The typical Washington actor’s conundrum, he says, is feeling fortunate to work here even though an actor typically gets big roles in small theaters and not-so-big roles in the larger theaters. He auditioned for Eric Schaeffer at Signature three years before getting a part — a role in “Cabaret” in 1996 that earned him a Hayes Award nomination.

Will Gartshore, 29, stars currently in Signature’s “Elegies” while taking classes for a history degree at the University of Maryland. Only two years on the scene after seven or eight years in New York, he says, “I would rather be in New York only when I’m up there…. At this point I feel I am a Washington actor. It’s only a recent transition. For me, it is a whole package and not just the career. I’ve had roles here I wouldn’t be able to get up there.”

A mutually supportive attitude survives here in spite of the fact that Actors Equity, the protective association to which most experienced actors belong, only pays health benefits to those employed 20 weeks in a year, equivalent to about three stage roles.

“An actor [anywhere] is lucky to work 12 or 15 weeks a year,” says Michael Kahn, director of New York’s Juilliard drama school and artistic director of the Shakespeare Theatre Company — currently the city’s only repertory group.

Top minimum salaries in the region fall between $303 and $772 a week, depending on theater size. Actor Ray Ficca, co-chair of the association’s liaison committee here, estimates that only 20 percent to 35 percent of some 700 Equity members in the Washington-Baltimore area work consistently and only two dozen theaters pay top salaries.

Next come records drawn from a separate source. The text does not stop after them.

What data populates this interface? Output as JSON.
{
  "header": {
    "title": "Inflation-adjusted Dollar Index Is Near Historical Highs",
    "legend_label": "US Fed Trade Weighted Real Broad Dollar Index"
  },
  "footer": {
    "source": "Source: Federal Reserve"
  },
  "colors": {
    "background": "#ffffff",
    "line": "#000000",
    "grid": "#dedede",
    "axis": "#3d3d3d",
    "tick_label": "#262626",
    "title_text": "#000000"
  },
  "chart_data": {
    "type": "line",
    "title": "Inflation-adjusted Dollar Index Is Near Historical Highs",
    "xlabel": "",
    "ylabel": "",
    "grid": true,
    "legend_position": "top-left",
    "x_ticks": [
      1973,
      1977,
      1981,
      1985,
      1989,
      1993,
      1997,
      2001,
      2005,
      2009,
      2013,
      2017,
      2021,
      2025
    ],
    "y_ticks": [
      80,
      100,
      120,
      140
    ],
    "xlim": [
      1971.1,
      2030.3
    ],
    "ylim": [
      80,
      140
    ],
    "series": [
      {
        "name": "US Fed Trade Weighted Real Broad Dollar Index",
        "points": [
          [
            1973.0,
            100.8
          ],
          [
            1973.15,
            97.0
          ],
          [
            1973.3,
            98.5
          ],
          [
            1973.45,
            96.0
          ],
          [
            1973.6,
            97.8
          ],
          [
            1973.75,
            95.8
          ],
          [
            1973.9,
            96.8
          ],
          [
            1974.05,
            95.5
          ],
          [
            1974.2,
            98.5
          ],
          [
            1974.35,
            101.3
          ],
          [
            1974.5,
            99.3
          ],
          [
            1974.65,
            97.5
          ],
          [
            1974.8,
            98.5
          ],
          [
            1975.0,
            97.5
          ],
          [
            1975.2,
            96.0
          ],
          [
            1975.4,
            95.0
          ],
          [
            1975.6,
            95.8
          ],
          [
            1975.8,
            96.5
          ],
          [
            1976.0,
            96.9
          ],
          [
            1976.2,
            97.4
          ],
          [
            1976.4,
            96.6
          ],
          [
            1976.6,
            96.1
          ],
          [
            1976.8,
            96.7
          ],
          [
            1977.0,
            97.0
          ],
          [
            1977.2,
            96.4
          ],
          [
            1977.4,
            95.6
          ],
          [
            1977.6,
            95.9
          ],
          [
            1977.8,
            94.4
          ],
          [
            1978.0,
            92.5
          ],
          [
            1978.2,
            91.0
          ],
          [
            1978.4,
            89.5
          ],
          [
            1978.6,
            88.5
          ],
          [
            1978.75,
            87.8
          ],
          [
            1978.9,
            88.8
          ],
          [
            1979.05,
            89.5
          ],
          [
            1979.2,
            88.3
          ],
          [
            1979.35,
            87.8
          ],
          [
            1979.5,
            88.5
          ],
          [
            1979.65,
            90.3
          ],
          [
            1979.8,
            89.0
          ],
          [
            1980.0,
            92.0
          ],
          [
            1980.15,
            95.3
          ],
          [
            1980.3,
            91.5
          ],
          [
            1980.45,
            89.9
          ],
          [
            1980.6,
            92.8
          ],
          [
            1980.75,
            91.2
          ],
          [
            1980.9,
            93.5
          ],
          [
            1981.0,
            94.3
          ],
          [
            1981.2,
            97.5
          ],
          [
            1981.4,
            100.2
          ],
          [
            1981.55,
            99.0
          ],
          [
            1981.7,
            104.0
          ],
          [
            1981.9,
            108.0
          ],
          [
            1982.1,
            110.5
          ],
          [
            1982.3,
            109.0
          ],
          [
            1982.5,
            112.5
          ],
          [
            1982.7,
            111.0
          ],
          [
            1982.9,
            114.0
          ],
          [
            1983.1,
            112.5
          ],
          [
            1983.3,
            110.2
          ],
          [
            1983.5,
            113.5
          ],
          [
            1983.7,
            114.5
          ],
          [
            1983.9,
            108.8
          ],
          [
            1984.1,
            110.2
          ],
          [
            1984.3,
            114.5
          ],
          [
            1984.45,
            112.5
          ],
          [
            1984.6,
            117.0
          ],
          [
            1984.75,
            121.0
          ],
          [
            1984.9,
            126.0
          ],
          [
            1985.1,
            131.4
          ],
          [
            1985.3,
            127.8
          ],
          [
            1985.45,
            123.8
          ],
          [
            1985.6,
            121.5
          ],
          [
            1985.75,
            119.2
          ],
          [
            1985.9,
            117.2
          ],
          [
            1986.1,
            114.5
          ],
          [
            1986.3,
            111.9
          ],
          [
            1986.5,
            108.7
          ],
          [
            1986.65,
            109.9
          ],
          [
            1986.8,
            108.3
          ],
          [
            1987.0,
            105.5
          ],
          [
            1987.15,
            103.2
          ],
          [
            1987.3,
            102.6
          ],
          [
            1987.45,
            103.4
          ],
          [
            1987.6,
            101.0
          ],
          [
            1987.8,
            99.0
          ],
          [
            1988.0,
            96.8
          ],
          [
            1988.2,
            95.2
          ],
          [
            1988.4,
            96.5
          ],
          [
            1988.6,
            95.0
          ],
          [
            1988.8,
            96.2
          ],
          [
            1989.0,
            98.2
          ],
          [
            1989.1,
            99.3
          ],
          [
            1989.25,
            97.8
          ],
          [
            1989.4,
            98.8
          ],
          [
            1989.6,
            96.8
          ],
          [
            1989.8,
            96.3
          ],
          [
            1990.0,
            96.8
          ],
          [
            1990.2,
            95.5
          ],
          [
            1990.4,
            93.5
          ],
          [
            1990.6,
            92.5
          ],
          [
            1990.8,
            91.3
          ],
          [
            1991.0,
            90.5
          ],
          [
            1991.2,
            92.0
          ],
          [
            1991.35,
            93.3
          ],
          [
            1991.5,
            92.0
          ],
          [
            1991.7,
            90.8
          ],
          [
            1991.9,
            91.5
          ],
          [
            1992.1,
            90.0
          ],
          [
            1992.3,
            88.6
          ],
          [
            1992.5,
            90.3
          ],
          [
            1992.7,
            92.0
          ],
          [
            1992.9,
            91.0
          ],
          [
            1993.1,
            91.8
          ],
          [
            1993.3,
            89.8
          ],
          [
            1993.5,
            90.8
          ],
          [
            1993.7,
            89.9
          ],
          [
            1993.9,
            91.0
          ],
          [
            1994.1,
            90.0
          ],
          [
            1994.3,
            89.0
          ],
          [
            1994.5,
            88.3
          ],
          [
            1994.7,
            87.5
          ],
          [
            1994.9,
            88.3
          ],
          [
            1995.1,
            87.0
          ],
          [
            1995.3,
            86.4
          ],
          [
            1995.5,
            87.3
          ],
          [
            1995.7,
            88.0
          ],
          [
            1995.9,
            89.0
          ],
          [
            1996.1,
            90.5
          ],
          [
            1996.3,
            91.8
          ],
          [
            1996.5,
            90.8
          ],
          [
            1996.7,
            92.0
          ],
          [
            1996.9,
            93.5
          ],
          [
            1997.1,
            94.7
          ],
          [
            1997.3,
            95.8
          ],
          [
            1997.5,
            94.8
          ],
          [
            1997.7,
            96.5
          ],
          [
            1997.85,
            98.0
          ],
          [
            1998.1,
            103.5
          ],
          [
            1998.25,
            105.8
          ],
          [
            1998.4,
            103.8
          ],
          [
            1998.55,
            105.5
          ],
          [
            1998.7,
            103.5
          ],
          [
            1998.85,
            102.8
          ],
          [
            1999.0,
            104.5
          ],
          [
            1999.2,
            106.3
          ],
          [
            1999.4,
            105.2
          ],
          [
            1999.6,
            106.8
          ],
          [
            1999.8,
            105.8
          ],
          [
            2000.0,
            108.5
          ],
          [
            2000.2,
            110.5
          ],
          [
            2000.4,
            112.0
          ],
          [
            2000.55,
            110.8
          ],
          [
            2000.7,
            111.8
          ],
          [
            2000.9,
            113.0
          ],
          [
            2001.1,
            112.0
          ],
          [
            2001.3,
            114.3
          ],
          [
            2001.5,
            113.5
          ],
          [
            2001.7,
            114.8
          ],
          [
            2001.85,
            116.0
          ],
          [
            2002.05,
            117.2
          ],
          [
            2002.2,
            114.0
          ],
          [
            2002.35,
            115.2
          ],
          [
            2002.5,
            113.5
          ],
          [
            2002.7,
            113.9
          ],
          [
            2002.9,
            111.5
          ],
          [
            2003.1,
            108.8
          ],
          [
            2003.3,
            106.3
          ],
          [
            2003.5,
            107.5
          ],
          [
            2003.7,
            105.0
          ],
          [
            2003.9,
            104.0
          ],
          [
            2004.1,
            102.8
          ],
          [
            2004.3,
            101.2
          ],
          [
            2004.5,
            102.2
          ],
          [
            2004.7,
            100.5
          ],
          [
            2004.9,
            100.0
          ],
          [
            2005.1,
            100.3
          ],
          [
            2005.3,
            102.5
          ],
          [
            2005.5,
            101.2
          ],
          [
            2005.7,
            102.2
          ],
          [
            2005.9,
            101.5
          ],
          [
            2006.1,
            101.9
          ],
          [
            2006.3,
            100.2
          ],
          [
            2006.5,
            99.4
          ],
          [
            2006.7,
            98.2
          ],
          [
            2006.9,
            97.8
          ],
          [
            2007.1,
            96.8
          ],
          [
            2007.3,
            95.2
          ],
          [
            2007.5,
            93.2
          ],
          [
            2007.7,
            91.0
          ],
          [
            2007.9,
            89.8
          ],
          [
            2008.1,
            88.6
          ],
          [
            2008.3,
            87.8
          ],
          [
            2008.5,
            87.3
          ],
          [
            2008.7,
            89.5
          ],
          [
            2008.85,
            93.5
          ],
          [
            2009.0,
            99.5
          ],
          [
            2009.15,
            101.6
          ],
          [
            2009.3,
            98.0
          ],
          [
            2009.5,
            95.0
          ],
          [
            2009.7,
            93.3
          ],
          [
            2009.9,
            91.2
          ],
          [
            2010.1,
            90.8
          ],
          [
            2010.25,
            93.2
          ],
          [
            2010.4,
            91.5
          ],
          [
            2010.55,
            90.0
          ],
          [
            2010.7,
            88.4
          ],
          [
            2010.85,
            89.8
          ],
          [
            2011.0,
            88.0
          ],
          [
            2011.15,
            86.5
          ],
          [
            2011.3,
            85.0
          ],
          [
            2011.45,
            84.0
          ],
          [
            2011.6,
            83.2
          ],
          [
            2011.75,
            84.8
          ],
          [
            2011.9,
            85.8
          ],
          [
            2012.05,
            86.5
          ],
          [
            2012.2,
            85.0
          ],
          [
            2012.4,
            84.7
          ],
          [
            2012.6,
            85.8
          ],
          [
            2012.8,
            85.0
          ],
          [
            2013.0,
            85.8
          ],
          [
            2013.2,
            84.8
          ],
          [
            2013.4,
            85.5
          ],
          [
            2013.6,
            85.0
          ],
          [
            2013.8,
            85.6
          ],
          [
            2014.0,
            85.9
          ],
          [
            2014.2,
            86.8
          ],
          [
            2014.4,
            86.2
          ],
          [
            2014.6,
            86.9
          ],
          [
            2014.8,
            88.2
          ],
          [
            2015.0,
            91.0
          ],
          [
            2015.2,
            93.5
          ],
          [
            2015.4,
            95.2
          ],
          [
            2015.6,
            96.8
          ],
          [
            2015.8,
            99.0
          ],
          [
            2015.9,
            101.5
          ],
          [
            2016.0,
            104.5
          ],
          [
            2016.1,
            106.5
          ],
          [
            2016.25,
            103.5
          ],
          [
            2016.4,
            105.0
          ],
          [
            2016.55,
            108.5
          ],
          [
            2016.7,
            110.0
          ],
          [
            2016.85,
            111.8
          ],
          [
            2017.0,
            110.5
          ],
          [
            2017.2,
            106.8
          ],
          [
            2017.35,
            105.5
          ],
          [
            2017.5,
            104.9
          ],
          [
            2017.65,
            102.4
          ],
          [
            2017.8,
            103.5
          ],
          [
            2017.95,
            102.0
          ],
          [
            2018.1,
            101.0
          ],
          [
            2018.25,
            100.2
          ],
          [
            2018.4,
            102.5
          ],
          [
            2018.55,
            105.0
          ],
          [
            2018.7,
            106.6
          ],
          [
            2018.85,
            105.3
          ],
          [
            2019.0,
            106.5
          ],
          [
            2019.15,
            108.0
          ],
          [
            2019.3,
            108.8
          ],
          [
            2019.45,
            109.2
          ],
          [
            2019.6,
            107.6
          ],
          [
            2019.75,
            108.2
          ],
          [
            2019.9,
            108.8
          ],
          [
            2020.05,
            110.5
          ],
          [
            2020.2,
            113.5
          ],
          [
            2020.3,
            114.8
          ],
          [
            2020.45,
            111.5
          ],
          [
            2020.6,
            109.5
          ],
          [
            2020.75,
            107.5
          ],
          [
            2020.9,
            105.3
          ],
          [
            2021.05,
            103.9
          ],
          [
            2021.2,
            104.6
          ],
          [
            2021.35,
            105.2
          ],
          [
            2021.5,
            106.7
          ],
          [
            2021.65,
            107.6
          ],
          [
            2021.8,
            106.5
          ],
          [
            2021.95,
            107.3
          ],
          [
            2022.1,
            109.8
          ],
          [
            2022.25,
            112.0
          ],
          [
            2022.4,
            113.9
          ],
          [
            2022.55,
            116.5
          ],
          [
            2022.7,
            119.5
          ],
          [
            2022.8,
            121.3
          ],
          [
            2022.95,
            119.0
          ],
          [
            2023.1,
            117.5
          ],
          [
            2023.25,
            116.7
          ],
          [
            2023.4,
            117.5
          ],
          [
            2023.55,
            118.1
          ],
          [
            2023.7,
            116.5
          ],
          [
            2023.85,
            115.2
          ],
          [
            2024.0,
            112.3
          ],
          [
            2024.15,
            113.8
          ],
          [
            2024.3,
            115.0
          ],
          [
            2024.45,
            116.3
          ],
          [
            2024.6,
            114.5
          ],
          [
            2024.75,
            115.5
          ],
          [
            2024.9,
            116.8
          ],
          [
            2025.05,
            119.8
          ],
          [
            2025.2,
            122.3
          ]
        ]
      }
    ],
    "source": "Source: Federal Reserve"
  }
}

TV and film pay more, of course, and on the plus side, Pat O’Donnell of the local Screen Actors Guild says “more theatrical movies are being made here” than ever before, but the bottom line is that having a spouse or partner helps get local actors through down times. Supplemental income comes from voice-overs, audio books, readings, teaching, role-play work, government and industrial training films, and the occasional clerical job. Well-known character actor Hugh Nees has to rely on temp jobs occasionally.

Donna Migliaccio, co-founder of Signature Theatre, has had her Equity card for 10 years but says it only started paying off six or seven years ago. (Her husband is a government employee.) “I don’t know of a single actor in the business who does it off of one genre,” she says.

“Signature this year only had one person out of the area in lead roles for ‘Twentieth Century,’” Ms. Migliaccio notes proudly. “And that’s unusual.”

But getting less unusual all the time.